Another potential challenge for privately practising midwives, says Ms Hastie, is that even when birth goes well, if it is considered to be ‘outside’ hospital guidelines for the woman to have been supported to birth at home, the midwife may find herself reported to the Australian Health Practitioner Regulation Agency.
“Whilst these notifications are usually dismissed, it can be a time of great distress for the midwife concerned.”
For a midwife to assist with a home birth, they must be endorsed with AHPRA. To provide antenatal and postnatal care, a midwife must be insured and endorsed to do so. There is currently no insurance for care during labour and birth at home.
Any midwife can be second midwife for a home birth, however, that midwife, unless they are endorsed and insured, must not provide antenatal or postnatal care.

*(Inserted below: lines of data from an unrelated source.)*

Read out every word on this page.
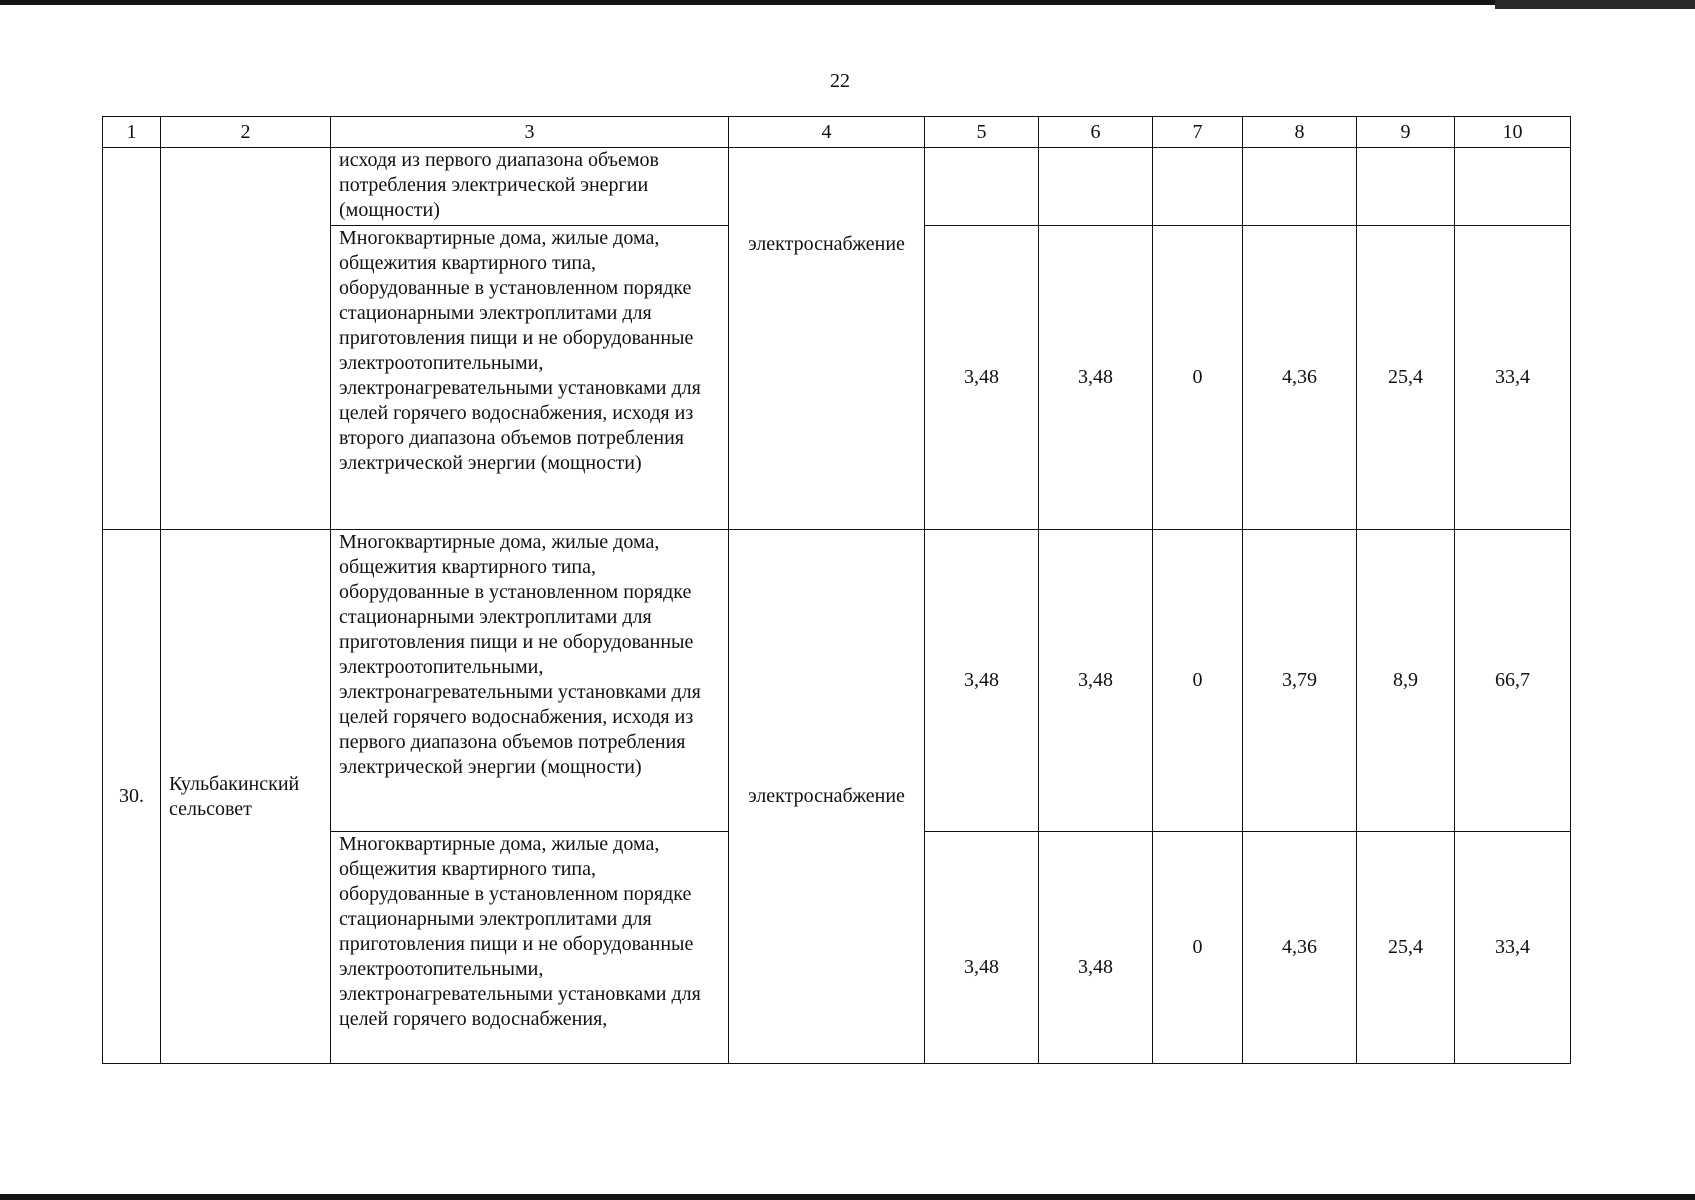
22
1	2	3	4	5	6	7	8	9	10
		исходя из первого диапазона объемов потребления электрической энергии (мощности)	электроснабжение						
		Многоквартирные дома, жилые дома, общежития квартирного типа, оборудованные в установленном порядке стационарными электроплитами для приготовления пищи и не оборудованные электроотопительными, электронагревательными установками для целей горячего водоснабжения, исходя из второго диапазона объемов потребления электрической энергии (мощности)		3,48	3,48	0	4,36	25,4	33,4
30.	Кульбакинский сельсовет	Многоквартирные дома, жилые дома, общежития квартирного типа, оборудованные в установленном порядке стационарными электроплитами для приготовления пищи и не оборудованные электроотопительными, электронагревательными установками для целей горячего водоснабжения, исходя из первого диапазона объемов потребления электрической энергии (мощности)	электроснабжение	3,48	3,48	0	3,79	8,9	66,7
		Многоквартирные дома, жилые дома, общежития квартирного типа, оборудованные в установленном порядке стационарными электроплитами для приготовления пищи и не оборудованные электроотопительными, электронагревательными установками для целей горячего водоснабжения,		3,48	3,48	0	4,36	25,4	33,4
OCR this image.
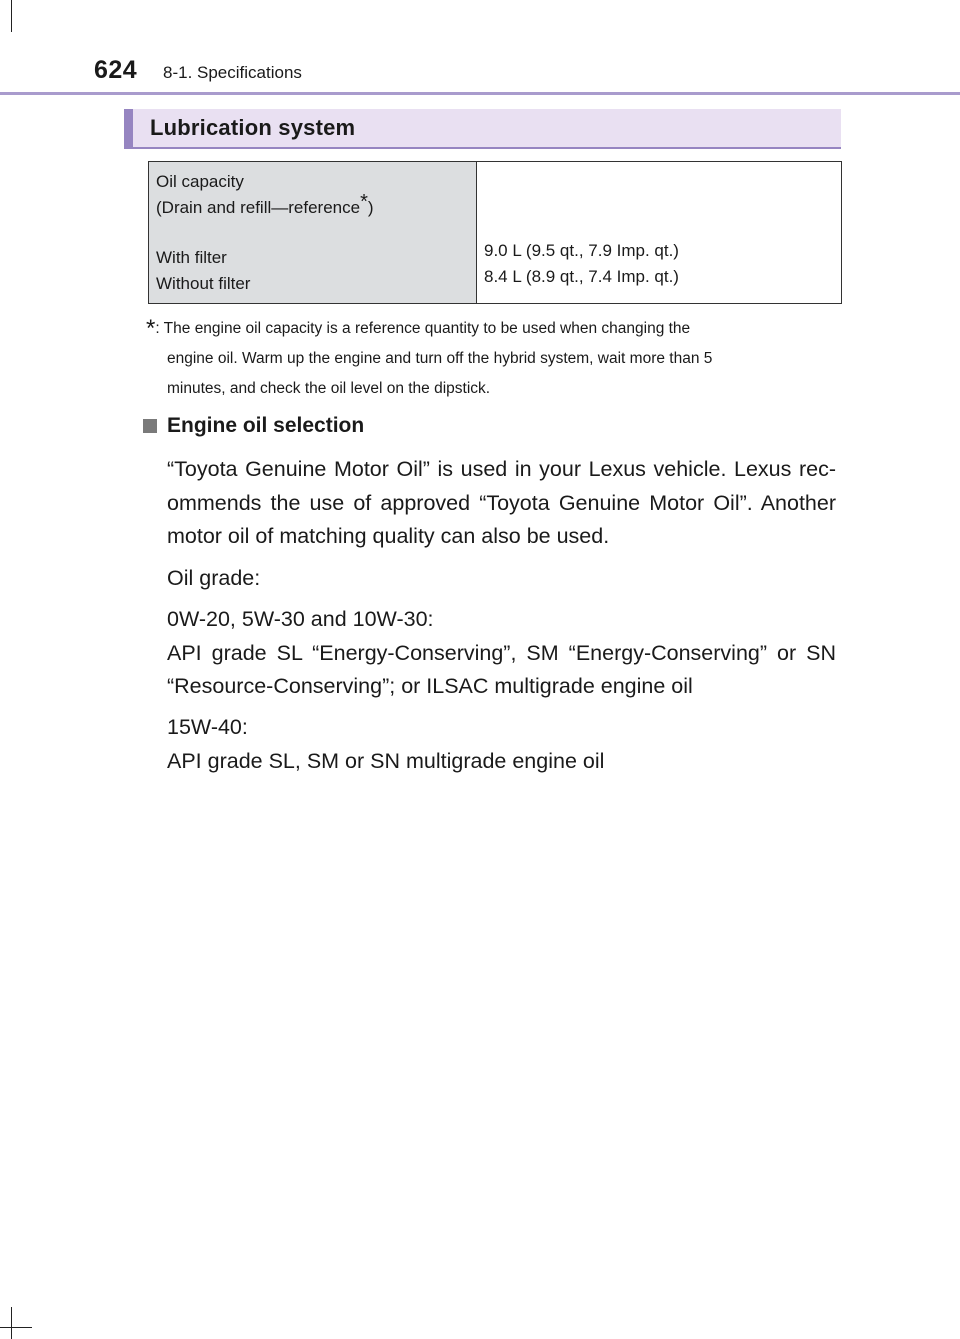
624 8-1. Specifications
Lubrication system
Oil capacity
(Drain and refill—reference*)
With filter
Without filter
9.0 L (9.5 qt., 7.9 Imp. qt.)
8.4 L (8.9 qt., 7.4 Imp. qt.)
*: The engine oil capacity is a reference quantity to be used when changing the
engine oil. Warm up the engine and turn off the hybrid system, wait more than 5
minutes, and check the oil level on the dipstick.
Engine oil selection

“Toyota Genuine Motor Oil” is used in your Lexus vehicle. Lexus rec-ommends the use of approved “Toyota Genuine Motor Oil”. Another motor oil of matching quality can also be used.

Oil grade:

0W-20, 5W-30 and 10W-30:

API grade SL “Energy-Conserving”, SM “Energy-Conserving” or SN “Resource-Conserving”; or ILSAC multigrade engine oil

15W-40:

API grade SL, SM or SN multigrade engine oil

While home births are increasing in some areas, misunderstandings about birth generally, mean birthing at home is still relatively rare, says Ms Hastie.
“Few people understand the WHO's findings that over 80% of women can birth normally and that the best outcomes come with continuity of care, near or in women's homes delivered in the wellness paradigm.
“The physiology of birth and how to optimise the release of birth hormones for efficient birthing is also not widely understood, even by many maternity carers and designers of birth rooms.
“The hierarchical model of obstetrics over midwifery in this country also has the impact of people thinking they have the best care when they have an obstetrician and that 'just having a midwife' is somehow a lesser option in terms of safety and professionalism, when this couldn't be further from the truth.”